Título: O pior dia da história da aviação
Autor: Batista, Henrique Gomes
Fonte: O Globo, 06/12/2006, Economia, p. 27

Pane em sistema de rádio causa atrasos, e vôos noturnos de três aeroportos são cancelados

OBrasil viveu ontem o pior dia da história da sua aviação civil. Uma pane no sistema de comunicação por rádio entre torres de controle e aviões paralisou os aeroportos do Sudeste e do Centro-Oeste por três horas durante a tarde, causando atrasos em quase todos os vôos e cancelamento de todas as decolagens noturnas de três dos maiores do país: Congonhas (SP), Brasília (DF) e Confins (MG). Os saguões viraram verdadeiros formigueiros humanos. A Aeronáutica abriu investigação para determinar as causas do colapso e não descarta a possibilidade de sabotagem.

Segundo o presidente da Agência Nacional de Aviação Civil (Anac), Milton Zuanazzi, o caos está instalado ¿ embora os números elaborados pelo órgão registrem só 28,3% dos vôos atrasados por mais de uma hora:

¿ Nunca houve um colapso no sistema aéreo desta magnitude no país. Praticamente todos os vôos atrasaram. A nossa previsão é de problemas para esta quarta-feira (hoje), principalmente pela manhã. Não podemos prever quando o sistema voltará ao normal.

Ontem, houve duas panes distintas no Cindacta 1, principal centro de controle, que gerencia o tráfego aéreo de Sudeste e Centro-Oeste. Na primeira, pela manhã, os aviões ficaram por 15 minutos sem comunicação com as torres. Isso fechou o aeroporto da capital e gerou a primeira onda de atrasos.

Quando a comunicação estava sendo restabelecida, outra pane ocorreu, às 12h50m, deixando as aeronaves incomunicáveis no ar até as 15h30m. Nesse período, os aeroportos das duas regiões do Brasil, exceto o tráfego da ponte aérea Rio-São Paulo e as decolagens de São Paulo para o Sul, foram paralisados. Só os aviões que estavam no ar foram autorizados a pousar. Outros vôos retornaram no meio do caminho, e muitos fizeram pousos em aeroportos que não estavam na rota.

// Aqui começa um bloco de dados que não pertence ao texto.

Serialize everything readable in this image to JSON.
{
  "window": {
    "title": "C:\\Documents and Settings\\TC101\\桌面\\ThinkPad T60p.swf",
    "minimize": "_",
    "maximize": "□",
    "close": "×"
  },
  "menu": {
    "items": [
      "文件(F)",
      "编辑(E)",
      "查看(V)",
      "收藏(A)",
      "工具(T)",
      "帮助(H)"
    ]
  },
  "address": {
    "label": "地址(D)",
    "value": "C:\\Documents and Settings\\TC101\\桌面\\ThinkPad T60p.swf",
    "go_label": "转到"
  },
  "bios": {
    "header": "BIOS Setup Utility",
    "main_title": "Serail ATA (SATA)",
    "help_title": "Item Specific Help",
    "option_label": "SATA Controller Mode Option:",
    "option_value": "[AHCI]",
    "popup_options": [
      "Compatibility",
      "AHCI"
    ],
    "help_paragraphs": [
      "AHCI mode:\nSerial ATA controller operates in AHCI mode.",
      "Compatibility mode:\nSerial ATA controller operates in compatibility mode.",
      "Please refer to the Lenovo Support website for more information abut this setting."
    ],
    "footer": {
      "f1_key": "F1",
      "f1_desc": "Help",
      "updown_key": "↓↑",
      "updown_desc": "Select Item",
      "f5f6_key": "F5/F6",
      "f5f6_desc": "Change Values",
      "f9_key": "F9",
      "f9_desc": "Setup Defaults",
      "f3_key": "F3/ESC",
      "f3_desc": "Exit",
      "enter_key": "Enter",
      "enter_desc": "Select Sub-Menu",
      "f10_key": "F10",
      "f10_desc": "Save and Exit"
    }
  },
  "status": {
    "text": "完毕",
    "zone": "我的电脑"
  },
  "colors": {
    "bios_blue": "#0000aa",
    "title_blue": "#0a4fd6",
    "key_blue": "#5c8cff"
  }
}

No fim do dia, para evitar mais transtornos, a Anac cancelou os vôos que partiriam a partir das 19h30m de Congonhas, Confins e Brasília. A exceção foi a ponte área, que tem controle independente do Cindacta 1. Não havia, ontem, previsão oficial dos vôos cancelados com a medida nem quantas pessoas seriam afetadas.

Outra medida foi a permissão para que Congonhas operasse durante toda esta madrugada. O horário permitido é até as 23h e ele já havia sido estendido até 0h30m. A Anac decidiu ainda que as empresas aéreas estão liberadas para, hoje, alterarem livremente rotas e escalas e decidirem o melhor uso das aeronaves.

Os órgãos oficiais e os próprios controladores afirmaram que a ocorrência foi um problema técnico, sem relação com a operação-padrão dos controladores no fim de outubro e em meados de novembro, que provocou uma crise no setor. Na ocasião, os profissionais aumentaram o tempo entre pousos e decolagens e limitaram a 14 o número de aviões no ar pelo qual cada controlador ficaria responsável.

Apesar dessa defesa veemente, cresceram os rumores de que a pane pudesse ter sido causada por sabotagem. O Comando da Aeronáutica não descartou a hipótese. Os militares, inclusive, chegaram a pedir auxílio à Polícia Federal para investigar a origem da falha.

¿ Eu, como comandante do Cindacta 1, refuto os que insinuam que os controladores tenham feito isso (sabotagem). Eles são qualificados e leais, confio nos meus homens. Mas vamos abrir uma sindicância e, em 30 dias, saberemos as causas da pane, se foi falha externa (fora do sistema). Então, poderemos abrir um inquérito policial militar. Só então saberemos se minha hipótese, de falha, estará correta ¿ disse o coronel Carlos Vuyk de Aquino.

A ausência de comunicação por rádio é o pior problema que pode existir no controle. Os aviões aparecem no radar, mas não se comunicam com o centro de controle. Em um caso extremo, se houvesse a possibilidade de choque de duas aeronaves em direção contrária, elas bateriam por falta de aviso. Controladores ouvidos pelo GLOBO disseram que uma hipótese para a falha é a manutenção precária dos equipamentos. Mas não descartam que tenha ocorrido uma fatalidade.

¿ O rádio é o mínimo. Podemos atuar sem radar. Alguns países, como a Austrália, fazem isso em alguns trechos, mas nunca sem rádio ¿ disse um controlador.